Con la caduta del regime di Bashar al-Assad l’8 dicembre scorso, la Siria è entrata in una nuova fase, aprendo la porta all’ingresso di nuovi attori internazionali. Dall’inizio della rivoluzione nel 2011, il Paese è diventato arena contesa, campo di battaglia diplomatico e militare, con la Turchia determinata a rafforzare la propria influenza.
Il 21 gennaio un drone turco ha ferito Hemrin Ali, co-presidente del consiglio esecutivo del cantone di Jazira, mentre si trovava nei pressi della diga. Da mesi, una resistenza civile permanente è determinata a proteggere un’infrastruttura che, secondo Ali, va ben oltre la sua funzione idroelettrica. “Tishreen controlla il flusso dell’Eufrate, elemento chiave nei delicati assetti del conflitto siriano. A Ovest ci sono Manbij e Aleppo, a Est Kobane, simbolo della lotta contro Daesh”, continua Ali.
L’offensiva turca è condotta con il sostegno dell’Esercito nazionale siriano (Sna) e prende di mira i gruppi curdi, etichettati come “terroristi”. Ma il prezzo più alto lo pagano i civili e i giornalisti che documentano la guerra.
Rusteem ricorda che “quando le unità di difesa popolari curde Ypg e Ypj, supportate dalla coalizione internazionale a guida statunitense, conquistarono la diga durante l’offensiva contro l’Isis, evitarono la sua distruzione”. Oggi, il controllo di Tishreen significa dominio sulle riserve idriche ed energetiche, ma anche su cruciali vie di comunicazione militare lungo l’Eufrate.
Oltre alla strategia espansionistica del presidente turco Erdoğan, che mira a ostacolare l’autonomia curda lungo il confine turco-siriano, Ronahi Hassan di Kongra Star avverte di non sottovalutare il pericolo interno: “Non bisogna dimenticare che Ahmed al Sharaa, capo della coalizione al governo, fu in passato Abu Mohammad al-Jolani, leader di Hayat Tahrir al-Sham (Hts) e prima ancora comandante di Al-Qaida”.
Nel frattempo, l’appello recente di Abdullah Öcalan a rivedere la strategia del Partito dei lavoratori del Kurdistan (Pkk) potrebbe ridefinire gli equilibri tra Ankara, Damasco e le comunità curde. Mazloum Abdi, comandante delle Syrian democratic forces (Sdf), ha accolto favorevolmente l’annuncio, precisando che riguarda esclusivamente il Pkk e non le Sdf. “Si tratta di un’occasione storica per diffondere la democrazia in Turchia e dare impulso al processo di pace”, ha dichiarato.
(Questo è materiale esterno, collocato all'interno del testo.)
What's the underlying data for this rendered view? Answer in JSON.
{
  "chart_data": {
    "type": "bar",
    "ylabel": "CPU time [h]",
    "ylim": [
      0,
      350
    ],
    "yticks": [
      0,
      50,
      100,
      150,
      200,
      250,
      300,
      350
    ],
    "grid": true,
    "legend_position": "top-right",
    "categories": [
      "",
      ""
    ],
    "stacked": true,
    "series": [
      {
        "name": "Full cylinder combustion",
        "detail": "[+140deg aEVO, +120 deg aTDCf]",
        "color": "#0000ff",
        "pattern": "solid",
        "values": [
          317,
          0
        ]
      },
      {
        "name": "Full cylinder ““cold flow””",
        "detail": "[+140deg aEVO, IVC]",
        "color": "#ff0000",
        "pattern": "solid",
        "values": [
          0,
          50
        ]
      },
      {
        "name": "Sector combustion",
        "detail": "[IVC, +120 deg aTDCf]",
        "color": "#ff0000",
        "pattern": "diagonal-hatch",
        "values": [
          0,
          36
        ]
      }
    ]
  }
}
Tuttavia Erdoğan continua a considerare la rivoluzione in Rojava una minaccia, portando avanti attacchi mirati e sostenendo gruppi islamisti nel tentativo di destabilizzare le Sdf.
I rapporti tra Daanes e il governo provvisorio di Damasco restano tesi, segnati dal dibattito sulla decentralizzazione e sull’integrazione delle Sdf nell’esercito siriano, con la possibilità di mantenere una propria struttura militare. Finora, l’Hts ha respinto ogni ipotesi di soluzione federalista, chiedendo lo scioglimento delle Sdf e opponendosi a qualsiasi compromesso.
Le tensioni non si limitano al Nord-Est: nel Sud, una parte della comunità drusa ha formato proprie milizie e rivendicato il controllo di alcune aree, tra cui un sobborgo di Damasco. Di fronte alle tensioni con il nuovo governo e alle minacce di un intervento israeliano “in difesa dei drusi”, i leader locali hanno avviato un dialogo, scongiurando per ora una escalation. Daanes e Sdf restano neutrali, cercando di mantenere un fragile equilibrio nei rapporti con Damasco.
Tishreen non è solo una diga ma il simbolo di una battaglia più grande, quella tra guerra, risorse e potere. Il suo destino definirà gli equilibri della regione e la sopravvivenza di milioni di persone. In un Medio Oriente segnato da instabilità e ambizioni di potere, la resistenza civile si batte per preservare un diritto essenziale: l’accesso all’acqua e all’energia.